NovelToon NovelToon

Stuck With An Old Man (Tahap Revisi)

BAB 1 : Calon Suami

(Cover by Pinterest)

Jakarta, tahun dua ribu sepuluh, Ladang Pekuburan Keluarga Lincoln.

Gadis kecil berusia delapan tahun sedang terisak di bawah pohon ketapang sembari meratapi dua pusara yang bertuliskan Ray Jack Lincoln dan Elyora Kristina Lincoln. Dua pusara yang ada di depannya merupakan tempat peristirahatan ayahanda dan ibunda gadis cantik itu.

Dari kejauhan seorang pria tampak mengawasi gadis kecil itu sedari tadi. Pria itu berpakaian serba hitam dengan kacamata hitam yang menghiasi maniknya. Pria yang bernama Gala Zayn Rodderick turun dari dalam mobil dan berjalan mendekat ke arah gadis kecil itu dengan buket bunga di kedua tangannya.
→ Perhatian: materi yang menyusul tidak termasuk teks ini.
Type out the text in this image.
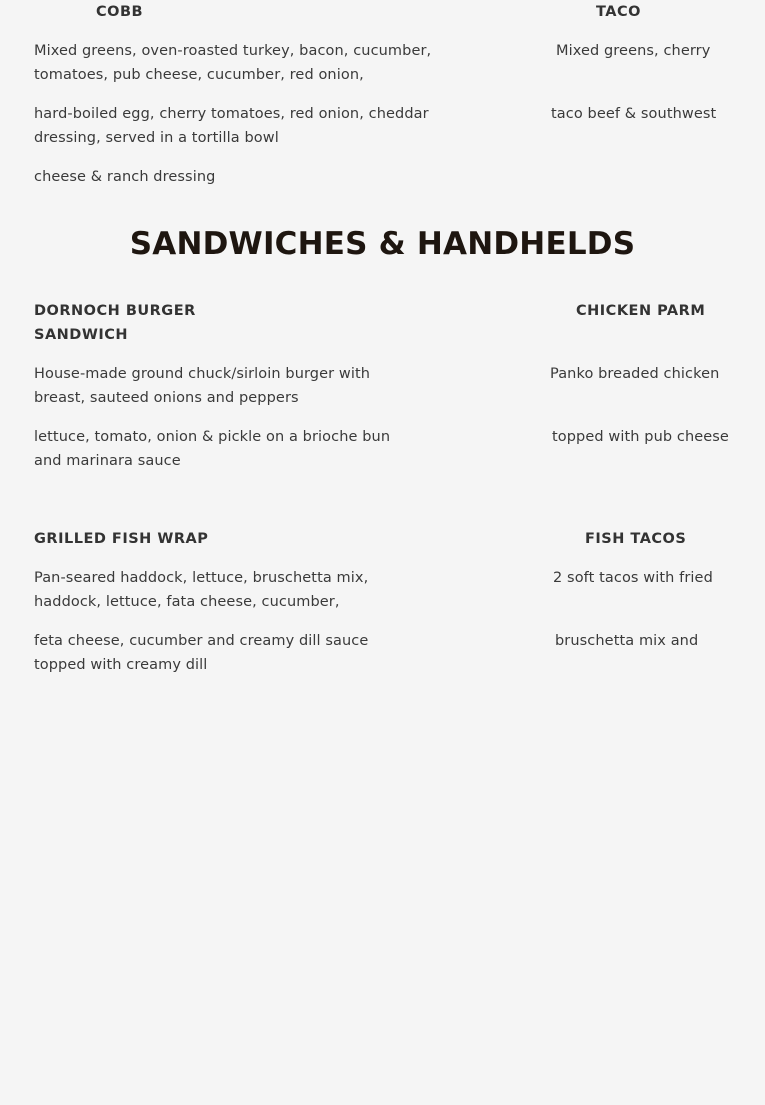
COBB
Mixed greens, oven-roasted turkey, bacon, cucumber,
tomatoes, pub cheese, cucumber, red onion,
hard-boiled egg, cherry tomatoes, red onion, cheddar
dressing, served in a tortilla bowl
cheese & ranch dressing
TACO
Mixed greens, cherry
taco beef & southwest
SANDWICHES & HANDHELDS
DORNOCH BURGER
SANDWICH
House-made ground chuck/sirloin burger with
breast, sauteed onions and peppers
lettuce, tomato, onion & pickle on a brioche bun
and marinara sauce
CHICKEN PARM
Panko breaded chicken
topped with pub cheese
GRILLED FISH WRAP
Pan-seared haddock, lettuce, bruschetta mix,
haddock, lettuce, fata cheese, cucumber,
feta cheese, cucumber and creamy dill sauce
topped with creamy dill
FISH TACOS
2 soft tacos with fried
bruschetta mix and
Setibanya, Gala menekuk kedua kakinya dan bertumpuh pada jemari kakinya. Ia meletakkan buket bunga di atas pusara Ray dan Elyora. Gadis yang tengah terisak itu menghentikan tangisannya dan melempar pandangan kepada pria bertubuh kekar yang bercangkung di sebelahnya.

"Om, siapa?" tanya gadis kecil itu dengan tersedan.

Gala tak menggubris ucapan gadis kecil itu. Ia masih menatap kedua pusara yang ada di depannya dengan tatapan nanar yang tertutupi kacamata hitam. Sedangkan gadis kecil yang bernama Yara, masih memandangi lelaki asing yang ada di sebelahnya.

"Aku, Gala," ucap pria itu sembari melepas kacamata hitamnya.

"Om Gala? Aku sepertinya pernah melihat wajah Om," ujar Yara, mendongakkan kepala ke atas dan menatap wajah tampan milik Gala.

"Aku dan kedua orangtuamu adalah sahabat karib."

"Ya, aku ingat. Wajah Om tampak tak asing bagiku karena aku pernah melihat foto Om bersama Ayah dan Bunda."

Gala menatap Yara dari ujung kaki hingga ujung rambutnya. Dress putih dengan kembang berwarna ungu sampai lutut di tambah dengan rambut panjang Yara yang di kepang dua, membuat Gala bergumam dalam hatinya.

Benar-benar mirip Elyora. Aku menemukan calon istriku!

***

(Sepuluh tahun kemudian)

Gala mengepalkan jemarinya saat Shanks, asisten pribadinya memberitahu mengenai kedatangan Yara ke Indonesia. Urat-urat kecil mulai mengerat di leher Gala, ia naik pitam karena gadis itu tidak meberitahu Gala jika dirinya sudah tiga hari berada di Indonesia.

“Di mana dia?” tanya Gala.

“Di rumah orangtua mendiang Tuan Ray,” jawab Shanks.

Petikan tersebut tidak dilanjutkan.